The Mail positions itself as the common-sense scourge of the establishment and has spent much of the campaign taking aim at those who are warning about the dangers of Brexit from positions of authority. So it has called Mark Carney, governor of the Bank of England, the “Bank chief who can’t stop scaremongering,” accused the head of the IMF, Christine Lagarde, of “Brexit hysteria” (as well as the crime of being French), and answered the misgivings about the Remain vote of Simon Stevens, chief executive of the National Health Service, with “So instead of stoking up Project Fear, shouldn’t he concentrate on his day job?”
This roasting of the experts, aided and abetted by some former and current Conservative ministers, will do damage to Britain’s trust in its own and international institutions, regardless of the result of the referendum.
The third wing of the Leave campaign is represented by the anti-Cameron Tories of the Daily Telegraph, for whom the paper’s columnist and former Brussels correspondent Boris Johnson is a kind of patron saint. Its pages are full of the anxiety of older readers about the loss of British parliamentary sovereignty and nostalgia for a time when Britain was Great in the world and did not have to solve international problems hand in hand with Portugal and Slovakia. Charles Moore, a former editor of the Telegraph and biographer of Margaret Thatcher, lamented this week, “Everyone recognises Big Ben, but fewer and fewer people care what happens beneath its famous bongs, because it matters less and less.”

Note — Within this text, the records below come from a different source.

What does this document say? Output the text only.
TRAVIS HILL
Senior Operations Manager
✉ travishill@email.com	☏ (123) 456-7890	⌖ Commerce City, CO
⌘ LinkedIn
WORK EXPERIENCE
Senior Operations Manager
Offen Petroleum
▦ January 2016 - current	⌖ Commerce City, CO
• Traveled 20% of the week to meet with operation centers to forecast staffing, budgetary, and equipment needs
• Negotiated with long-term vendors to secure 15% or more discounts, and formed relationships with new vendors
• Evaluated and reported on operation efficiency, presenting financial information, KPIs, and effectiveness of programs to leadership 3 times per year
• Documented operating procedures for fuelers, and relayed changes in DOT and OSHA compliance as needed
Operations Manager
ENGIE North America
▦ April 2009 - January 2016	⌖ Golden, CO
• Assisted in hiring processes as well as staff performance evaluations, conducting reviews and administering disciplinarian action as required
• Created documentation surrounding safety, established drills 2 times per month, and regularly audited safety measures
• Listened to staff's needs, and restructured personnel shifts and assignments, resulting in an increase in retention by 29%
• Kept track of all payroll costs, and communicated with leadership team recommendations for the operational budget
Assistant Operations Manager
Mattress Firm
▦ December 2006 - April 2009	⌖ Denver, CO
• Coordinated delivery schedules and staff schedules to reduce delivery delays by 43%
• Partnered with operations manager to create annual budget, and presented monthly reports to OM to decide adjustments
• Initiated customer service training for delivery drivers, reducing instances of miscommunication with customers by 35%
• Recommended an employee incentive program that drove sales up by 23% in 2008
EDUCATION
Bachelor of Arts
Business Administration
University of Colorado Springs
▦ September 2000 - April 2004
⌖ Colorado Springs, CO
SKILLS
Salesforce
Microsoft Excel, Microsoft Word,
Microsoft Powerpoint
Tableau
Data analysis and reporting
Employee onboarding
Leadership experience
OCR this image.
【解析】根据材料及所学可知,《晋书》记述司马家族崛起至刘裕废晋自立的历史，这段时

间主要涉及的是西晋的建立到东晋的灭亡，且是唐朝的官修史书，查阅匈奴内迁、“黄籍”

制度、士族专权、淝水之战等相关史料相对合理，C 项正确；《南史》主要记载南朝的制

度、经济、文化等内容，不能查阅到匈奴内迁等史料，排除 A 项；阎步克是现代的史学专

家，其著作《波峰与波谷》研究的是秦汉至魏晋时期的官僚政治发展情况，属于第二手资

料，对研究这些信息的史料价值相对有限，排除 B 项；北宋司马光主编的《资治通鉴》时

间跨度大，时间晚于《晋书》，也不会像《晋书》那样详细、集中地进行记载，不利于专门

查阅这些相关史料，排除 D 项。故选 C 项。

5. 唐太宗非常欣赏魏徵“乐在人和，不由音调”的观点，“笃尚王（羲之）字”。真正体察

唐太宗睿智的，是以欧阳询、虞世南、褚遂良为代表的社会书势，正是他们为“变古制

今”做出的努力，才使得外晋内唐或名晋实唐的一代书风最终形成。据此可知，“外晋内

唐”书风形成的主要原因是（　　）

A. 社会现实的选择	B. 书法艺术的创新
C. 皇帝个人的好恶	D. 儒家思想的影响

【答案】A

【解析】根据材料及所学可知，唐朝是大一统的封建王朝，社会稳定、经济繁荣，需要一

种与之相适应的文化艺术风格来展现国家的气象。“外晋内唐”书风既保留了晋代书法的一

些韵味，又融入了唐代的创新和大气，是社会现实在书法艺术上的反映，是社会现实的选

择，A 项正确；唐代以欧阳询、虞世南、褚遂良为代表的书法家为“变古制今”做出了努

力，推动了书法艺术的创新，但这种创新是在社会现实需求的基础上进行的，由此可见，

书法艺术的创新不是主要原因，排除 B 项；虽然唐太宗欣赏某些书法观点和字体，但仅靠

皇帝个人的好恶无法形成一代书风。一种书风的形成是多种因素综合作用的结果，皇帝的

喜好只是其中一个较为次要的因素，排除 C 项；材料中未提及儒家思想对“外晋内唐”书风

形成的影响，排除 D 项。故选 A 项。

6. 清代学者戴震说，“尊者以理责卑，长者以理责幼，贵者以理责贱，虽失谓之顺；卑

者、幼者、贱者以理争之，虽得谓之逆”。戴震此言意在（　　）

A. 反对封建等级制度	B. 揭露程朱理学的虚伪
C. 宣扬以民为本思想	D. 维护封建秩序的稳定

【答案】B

Fears of globalization are shared worldwide, of course. Here the twist is a particularly English one. After all, the Scottish, Northern Irish, and Welsh have all acquired different kinds of self-rule over the past two decades, while the English still have only the Britain-wide Westminster parliament. These ad hoc constitutional changes have lit a flame under the hitherto flickering phenomenon of English nationalism. Despite its name, UKIP is a party of English nationalism—indeed, Farage recently proposed that St George’s Day be made a national holiday.
There is a troubling scenario that on June 23 England could vote Leave but the three other nations in the UK—Northern Ireland, Scotland, and Wales—could narrowly swing the result for Remain. As Fintan O’Toole has pointed out in the Guardian,England is stumbling toward some kind of self-rule without understanding what it entails. The only modern analogy is the not very encouraging one of Russia’s accidental independence when the Soviet Union fell apart twenty-five years ago.
So the English question can’t be ignored now. That may mean giving more self-government to the English regions. It would also be right to change a voting system that was invented for two parties but has disenfranchised anyone who voted Green, Liberal Democrat, or UKIP last year. UKIP has a right to be angry that it received120 second-place finishes in the 2015 general election but had only one representative elected to parliament.
The UK referendum campaign has generated so much anger that Britain has felt like a different and more scary place for the last two months. It is tragic that it took the murder of the wonderful parliamentarian Jo Cox on June 16 to calm emotions.
The last practical suggestion is that of Cox, who understood the fears but was a passionate voice for Remain. Not long before being murdered, she wrote that even ifnet EU immigration is positive for the country, some communities do not feel that way. She suggested, “We need a clear formula to ensure that the taxes that migrants contribute go quickly to the areas where they are living, to make sure that local health services and schools get the funding they need when the population changes.”
This English revolt will only grow if the UK votes Leave. If the quieter voices of Remain prevail, it still needs tackling with good democratic politics.